Eurovestech has donated 9.1 million shares to charity since 2001, with a market value of more than £1.75m, and Bernstein personally paid the £91,000 nominal cost of them. He has also donated 4.6 million of his own shares, with a market value of £760,000.
Bernstein, who is also a management adviser for the Crystal Amber Fund, continues to give his time and money to encourage other businesses to adopt share gifting. He has recently formed a company called Share & Share Alike to help companies interested in the idea.
David Moir, head of policy and public affairs at the Association of Charity Shops, was one of the judges. "I was impressed by Richard's personal commitment," he said. "It is in the very best traditions of individual philanthropy. "

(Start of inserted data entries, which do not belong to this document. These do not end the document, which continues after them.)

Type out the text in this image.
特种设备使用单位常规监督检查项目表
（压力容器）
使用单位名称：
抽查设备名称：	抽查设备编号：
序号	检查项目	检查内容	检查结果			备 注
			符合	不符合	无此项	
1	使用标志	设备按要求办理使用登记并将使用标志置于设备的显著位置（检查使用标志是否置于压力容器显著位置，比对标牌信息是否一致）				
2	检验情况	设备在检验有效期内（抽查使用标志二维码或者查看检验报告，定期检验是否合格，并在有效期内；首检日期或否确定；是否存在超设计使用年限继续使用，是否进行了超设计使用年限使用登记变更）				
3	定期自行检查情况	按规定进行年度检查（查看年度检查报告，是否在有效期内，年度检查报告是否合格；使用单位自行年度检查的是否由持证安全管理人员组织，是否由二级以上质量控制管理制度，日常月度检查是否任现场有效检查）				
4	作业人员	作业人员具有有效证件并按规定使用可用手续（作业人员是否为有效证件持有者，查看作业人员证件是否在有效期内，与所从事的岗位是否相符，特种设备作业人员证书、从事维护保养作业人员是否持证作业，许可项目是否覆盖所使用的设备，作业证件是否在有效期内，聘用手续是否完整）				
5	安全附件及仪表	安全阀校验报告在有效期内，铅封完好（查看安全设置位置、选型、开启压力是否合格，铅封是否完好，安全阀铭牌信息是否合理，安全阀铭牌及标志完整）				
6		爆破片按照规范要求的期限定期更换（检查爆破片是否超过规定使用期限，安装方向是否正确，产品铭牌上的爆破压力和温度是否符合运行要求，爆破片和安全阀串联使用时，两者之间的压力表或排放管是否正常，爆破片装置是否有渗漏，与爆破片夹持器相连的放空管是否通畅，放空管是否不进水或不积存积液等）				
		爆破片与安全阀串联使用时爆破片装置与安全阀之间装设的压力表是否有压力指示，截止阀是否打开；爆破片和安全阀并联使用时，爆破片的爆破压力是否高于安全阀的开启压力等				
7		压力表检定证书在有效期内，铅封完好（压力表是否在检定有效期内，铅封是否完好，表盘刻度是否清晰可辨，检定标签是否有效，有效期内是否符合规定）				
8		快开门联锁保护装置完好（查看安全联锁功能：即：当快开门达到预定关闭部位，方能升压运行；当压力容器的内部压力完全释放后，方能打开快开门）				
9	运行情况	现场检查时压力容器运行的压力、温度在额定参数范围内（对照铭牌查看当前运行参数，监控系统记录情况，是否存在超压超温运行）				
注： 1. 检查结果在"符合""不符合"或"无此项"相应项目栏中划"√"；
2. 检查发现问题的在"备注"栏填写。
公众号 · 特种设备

Bernstein drew inspiration from his early years as an equity analyst. Having raised £3,000 for a charity, he asked his employer if it would match his donation, but it refused. That rejection helped Bernstein develop his philanthropic outlook, and when he formed the technology investment company Eurovestech in 2000 he was determined to establish some form of corporate giving.
Eighty different charities, chosen by the firm's staff and board, benefited from the Eurovestech shares between 2001 and 2009. The company's shares have helped keep the Kent Multiple Sclerosis Therapy Centre open, and the Willow Foundation was able to provide an extra 400 'special days' for terminally ill people, thanks to the scheme.
International charities such as the Bishop Simeon Trust, which provides support for orphans with Aids and supplies carers for terminally ill people in South Africa, have also been helped.Organisations such as the British Heart Foundation, the Alzheimer's Society and the Variety Club of Great Britain have also benefited.
Another judge, Richard Evans, chief executive of recruitment agency CfA, said: "These charities are dealing with particularly vulnerable people in conditions not everybody is comfortable with - people with Alzheimer's, the terminally ill in South Africa. He's putting money where it really, really matters."